The commission's report portrays it as a shortcoming of current law and practice that the absolute priority law wipes out junior classes in a "random" way depending on the vagaries of the timing of their filing in the economic cycle.  Even assuming arguendo that is true (why is it anymore random than any other event in relation to the business cycle? And is it all that random, because debt contracts are a big factor in bankruptcies and there is nothing random about their terms - maybe they were just badly designed in relation to the business cycle.), if what's being lost is an out-of-the-money option worth less than 3% of the enterprise value  -- on one investment in what is likely a very diversified portfolio  held predominantly by institutional investors  -- that's just not a big enough loss to overhaul a century of well-defined law and decades of familiar practice. 
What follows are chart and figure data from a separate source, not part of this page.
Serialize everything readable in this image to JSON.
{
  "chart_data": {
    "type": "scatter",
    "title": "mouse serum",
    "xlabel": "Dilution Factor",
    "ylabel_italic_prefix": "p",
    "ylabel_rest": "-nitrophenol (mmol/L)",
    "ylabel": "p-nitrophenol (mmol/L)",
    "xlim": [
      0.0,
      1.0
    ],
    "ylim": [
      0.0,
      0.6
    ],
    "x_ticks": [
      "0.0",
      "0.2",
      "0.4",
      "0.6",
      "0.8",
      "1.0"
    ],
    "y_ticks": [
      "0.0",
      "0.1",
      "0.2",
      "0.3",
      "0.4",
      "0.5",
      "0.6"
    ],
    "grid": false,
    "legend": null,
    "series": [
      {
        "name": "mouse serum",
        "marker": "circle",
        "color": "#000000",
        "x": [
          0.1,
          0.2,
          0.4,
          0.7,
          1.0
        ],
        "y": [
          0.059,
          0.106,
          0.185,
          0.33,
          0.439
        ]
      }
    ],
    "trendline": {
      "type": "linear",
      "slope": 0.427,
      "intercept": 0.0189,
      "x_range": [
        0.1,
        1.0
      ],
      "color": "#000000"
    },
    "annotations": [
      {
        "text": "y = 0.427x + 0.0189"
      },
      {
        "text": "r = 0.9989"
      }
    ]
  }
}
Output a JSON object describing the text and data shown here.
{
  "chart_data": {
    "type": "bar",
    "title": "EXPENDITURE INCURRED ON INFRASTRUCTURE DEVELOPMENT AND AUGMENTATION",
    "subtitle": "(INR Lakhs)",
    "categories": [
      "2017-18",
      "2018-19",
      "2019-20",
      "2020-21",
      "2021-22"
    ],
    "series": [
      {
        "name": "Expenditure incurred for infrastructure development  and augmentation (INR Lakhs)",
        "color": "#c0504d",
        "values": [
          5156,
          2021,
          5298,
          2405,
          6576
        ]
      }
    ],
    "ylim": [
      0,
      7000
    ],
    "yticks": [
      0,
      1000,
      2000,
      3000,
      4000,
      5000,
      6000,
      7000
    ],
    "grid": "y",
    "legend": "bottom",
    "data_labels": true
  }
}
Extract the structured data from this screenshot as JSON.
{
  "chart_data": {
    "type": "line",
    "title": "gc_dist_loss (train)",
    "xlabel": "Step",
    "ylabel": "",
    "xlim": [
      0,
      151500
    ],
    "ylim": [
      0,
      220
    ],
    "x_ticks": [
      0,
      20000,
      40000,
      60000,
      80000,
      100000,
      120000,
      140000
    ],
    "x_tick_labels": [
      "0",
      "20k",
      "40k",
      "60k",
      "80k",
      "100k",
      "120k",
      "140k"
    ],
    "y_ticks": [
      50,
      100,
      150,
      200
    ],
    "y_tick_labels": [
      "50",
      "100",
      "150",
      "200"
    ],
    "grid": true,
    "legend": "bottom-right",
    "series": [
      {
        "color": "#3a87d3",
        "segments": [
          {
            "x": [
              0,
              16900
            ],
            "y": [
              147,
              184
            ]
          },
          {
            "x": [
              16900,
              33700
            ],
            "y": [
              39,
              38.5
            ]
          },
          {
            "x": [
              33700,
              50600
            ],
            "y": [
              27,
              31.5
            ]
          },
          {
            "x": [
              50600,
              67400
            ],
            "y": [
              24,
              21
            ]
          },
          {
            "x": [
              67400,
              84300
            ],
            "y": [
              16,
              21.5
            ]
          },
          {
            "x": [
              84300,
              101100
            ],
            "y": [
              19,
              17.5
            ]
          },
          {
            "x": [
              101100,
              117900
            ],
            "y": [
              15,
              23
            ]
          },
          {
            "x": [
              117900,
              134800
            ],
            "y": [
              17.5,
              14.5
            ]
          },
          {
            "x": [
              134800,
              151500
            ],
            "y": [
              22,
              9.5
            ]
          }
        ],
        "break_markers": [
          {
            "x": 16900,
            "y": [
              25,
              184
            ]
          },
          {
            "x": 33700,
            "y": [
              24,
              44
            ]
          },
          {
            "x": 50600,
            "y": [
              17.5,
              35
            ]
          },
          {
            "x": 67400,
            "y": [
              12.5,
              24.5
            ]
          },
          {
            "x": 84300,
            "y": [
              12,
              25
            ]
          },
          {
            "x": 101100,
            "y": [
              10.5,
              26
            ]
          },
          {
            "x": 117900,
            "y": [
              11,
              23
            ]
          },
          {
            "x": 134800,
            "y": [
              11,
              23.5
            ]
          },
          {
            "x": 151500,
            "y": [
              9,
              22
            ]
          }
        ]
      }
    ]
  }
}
The report itself, at p. 211, acknowledges that the ROP "requires further development", i.e., it's not ready for prime time and should not be considered ready to go into effect.  And I think this post illustrates the accuracy of that recognition.  To me, overall, the gain is not worth the candle, But, I could imagine that the ROP might -- if (a) it were simply a measure of value that you can pay a junior class to deem it to accept, and not an actual option to buy the firm, (b) it required the consent of the senior class making the give-up, and (c) were very clearly defined and allocated by statute -- be a useful option for plan proponents to get cases over faster.  It would turn into a sanctioned form of "gifting" -- which ironically elsewhere the Commission rejects (which is a whole other angle for criticism of the ROP -- if voluntary gifting is bad, why is mandatory gifting good?).  All these other radical changes would then be unnecessary, as it would be a voluntary give-up of the package of ROP value, deficiency claims, contractual subordination, and, since it would be voluntary, you would not need to remove 1129(a)(10) from the Code and it could keep on doing its useful job of streamlining the plan formulation process.